You can use PlayOnMac to easily install many apps and games on Mac OS without making changes to Wine’s configuration for that particular program. PlayOnMac takes care of Wine’s settings so that you don’t have to configure them manually, and you can enjoy using the software or game.
WineBottler is an app packager, which means it packages Windows-based applications into Mac app-bundles. The name suggests that it is connected to Wine, which is basically how you can run Windows programs with it on your Mac. To use it, install it. That’s it.
Click the Install button in WineBottler, and it will take care of the rest. It comes with handy scripts that take care of downloading, installing, and configuring an application for you. WineBottler can pack your Windows .exe software into Mac .app package and convert .exe or .msi into an app. It even provides options to install special dependencies. Read more on its documentation.
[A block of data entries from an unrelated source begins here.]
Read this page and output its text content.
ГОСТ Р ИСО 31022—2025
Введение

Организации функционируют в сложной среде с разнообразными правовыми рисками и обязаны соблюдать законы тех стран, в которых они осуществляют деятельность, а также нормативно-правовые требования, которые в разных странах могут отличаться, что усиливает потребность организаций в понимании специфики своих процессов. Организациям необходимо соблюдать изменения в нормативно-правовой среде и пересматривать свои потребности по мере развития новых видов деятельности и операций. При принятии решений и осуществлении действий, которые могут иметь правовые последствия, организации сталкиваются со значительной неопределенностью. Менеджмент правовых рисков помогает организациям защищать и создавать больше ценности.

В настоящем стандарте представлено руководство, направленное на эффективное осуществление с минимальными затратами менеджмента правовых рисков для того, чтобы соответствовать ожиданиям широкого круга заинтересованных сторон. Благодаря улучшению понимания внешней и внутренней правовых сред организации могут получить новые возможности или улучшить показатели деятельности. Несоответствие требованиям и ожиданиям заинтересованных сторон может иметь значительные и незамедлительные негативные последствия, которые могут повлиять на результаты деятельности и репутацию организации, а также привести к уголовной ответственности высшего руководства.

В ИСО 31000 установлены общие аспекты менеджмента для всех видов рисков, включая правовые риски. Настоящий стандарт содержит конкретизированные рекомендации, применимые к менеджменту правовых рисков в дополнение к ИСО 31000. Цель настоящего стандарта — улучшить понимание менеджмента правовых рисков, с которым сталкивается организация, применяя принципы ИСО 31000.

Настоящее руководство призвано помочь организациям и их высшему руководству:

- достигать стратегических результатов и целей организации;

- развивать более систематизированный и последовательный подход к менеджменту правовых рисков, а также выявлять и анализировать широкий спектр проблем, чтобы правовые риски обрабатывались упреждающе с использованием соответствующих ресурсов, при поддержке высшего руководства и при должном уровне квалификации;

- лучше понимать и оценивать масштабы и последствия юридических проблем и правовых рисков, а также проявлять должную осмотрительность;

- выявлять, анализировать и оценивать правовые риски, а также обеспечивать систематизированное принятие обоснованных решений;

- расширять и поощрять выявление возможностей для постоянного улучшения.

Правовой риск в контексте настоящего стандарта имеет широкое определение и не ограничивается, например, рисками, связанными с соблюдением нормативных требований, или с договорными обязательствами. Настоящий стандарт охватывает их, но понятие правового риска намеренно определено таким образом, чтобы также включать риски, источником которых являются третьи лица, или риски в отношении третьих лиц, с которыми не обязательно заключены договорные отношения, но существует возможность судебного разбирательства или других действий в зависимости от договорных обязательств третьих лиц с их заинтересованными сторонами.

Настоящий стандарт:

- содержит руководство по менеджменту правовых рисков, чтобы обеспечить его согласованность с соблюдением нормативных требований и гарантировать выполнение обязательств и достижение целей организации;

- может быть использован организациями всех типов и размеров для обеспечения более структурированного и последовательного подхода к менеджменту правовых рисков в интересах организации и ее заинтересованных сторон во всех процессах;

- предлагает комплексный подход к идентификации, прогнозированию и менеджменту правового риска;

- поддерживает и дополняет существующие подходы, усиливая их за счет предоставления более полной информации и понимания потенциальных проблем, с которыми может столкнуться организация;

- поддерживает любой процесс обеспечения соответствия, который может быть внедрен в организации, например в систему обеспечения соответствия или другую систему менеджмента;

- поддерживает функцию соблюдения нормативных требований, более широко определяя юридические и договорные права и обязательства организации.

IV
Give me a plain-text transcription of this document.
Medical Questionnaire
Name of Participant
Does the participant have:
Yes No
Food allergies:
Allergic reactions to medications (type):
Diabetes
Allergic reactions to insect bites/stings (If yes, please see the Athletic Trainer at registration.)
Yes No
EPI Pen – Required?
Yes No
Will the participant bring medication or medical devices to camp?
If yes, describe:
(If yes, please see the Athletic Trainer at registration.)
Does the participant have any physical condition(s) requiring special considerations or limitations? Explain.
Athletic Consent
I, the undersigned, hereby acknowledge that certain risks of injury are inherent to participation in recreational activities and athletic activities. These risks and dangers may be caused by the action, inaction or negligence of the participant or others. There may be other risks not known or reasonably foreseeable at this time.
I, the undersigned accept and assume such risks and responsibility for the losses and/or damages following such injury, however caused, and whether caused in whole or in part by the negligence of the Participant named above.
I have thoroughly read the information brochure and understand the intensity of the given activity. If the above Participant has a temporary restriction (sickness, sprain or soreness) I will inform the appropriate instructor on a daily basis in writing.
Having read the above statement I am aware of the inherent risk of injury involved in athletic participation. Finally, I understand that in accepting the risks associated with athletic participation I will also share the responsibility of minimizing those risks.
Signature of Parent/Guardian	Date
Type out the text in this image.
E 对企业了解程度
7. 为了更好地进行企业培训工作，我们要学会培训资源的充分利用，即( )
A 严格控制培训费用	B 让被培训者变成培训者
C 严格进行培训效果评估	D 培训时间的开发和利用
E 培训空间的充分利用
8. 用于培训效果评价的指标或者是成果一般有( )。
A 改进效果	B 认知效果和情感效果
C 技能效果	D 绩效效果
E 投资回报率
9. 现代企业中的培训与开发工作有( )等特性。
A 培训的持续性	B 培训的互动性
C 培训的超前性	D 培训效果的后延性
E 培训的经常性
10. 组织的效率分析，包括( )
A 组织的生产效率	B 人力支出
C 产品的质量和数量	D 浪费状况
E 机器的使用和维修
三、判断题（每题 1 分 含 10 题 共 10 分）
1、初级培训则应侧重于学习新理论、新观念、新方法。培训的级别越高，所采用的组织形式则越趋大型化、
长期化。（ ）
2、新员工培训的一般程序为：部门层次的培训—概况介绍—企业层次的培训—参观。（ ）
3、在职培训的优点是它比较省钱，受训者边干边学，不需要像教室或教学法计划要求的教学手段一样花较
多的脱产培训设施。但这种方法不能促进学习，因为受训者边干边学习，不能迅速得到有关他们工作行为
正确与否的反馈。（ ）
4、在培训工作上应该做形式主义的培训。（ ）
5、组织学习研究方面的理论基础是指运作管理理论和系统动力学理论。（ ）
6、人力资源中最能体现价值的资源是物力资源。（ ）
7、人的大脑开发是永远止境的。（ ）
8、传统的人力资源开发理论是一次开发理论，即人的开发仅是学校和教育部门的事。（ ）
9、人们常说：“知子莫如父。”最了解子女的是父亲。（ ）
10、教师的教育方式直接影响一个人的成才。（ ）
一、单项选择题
Wineskin, which also uses Wine to run Windows applications, is a porting tool. It allows you to port Windows applications in Mac application bundle wrappers, which can then run on Mac OS X and even shared with other Mac users. It works with Snow Leopard, Lion, and Mountain Lion.
Wineskin uses a customized version of X Window System, known as WineskinX11, to provide the graphical user interface for Windows programs on the Mac OS X. Once you have created a Mac application bundle of any Windows program, you can easily run it on your Mac OS X just like any other native software.
Q4Wine is a QT4 graphical user interface for the Wine compatibility layer. It’s available for GNU/Linux and FreeBSD. It helps you to manage Wine prefixes and installed applications in an easy-to-use graphical interface.
Q4Wine lets you easily handle tasks for creating and managing Wine prefixes, controlling Wine processes, making a backup of prefixes, and many more tasks that would otherwise not be as easy to handle.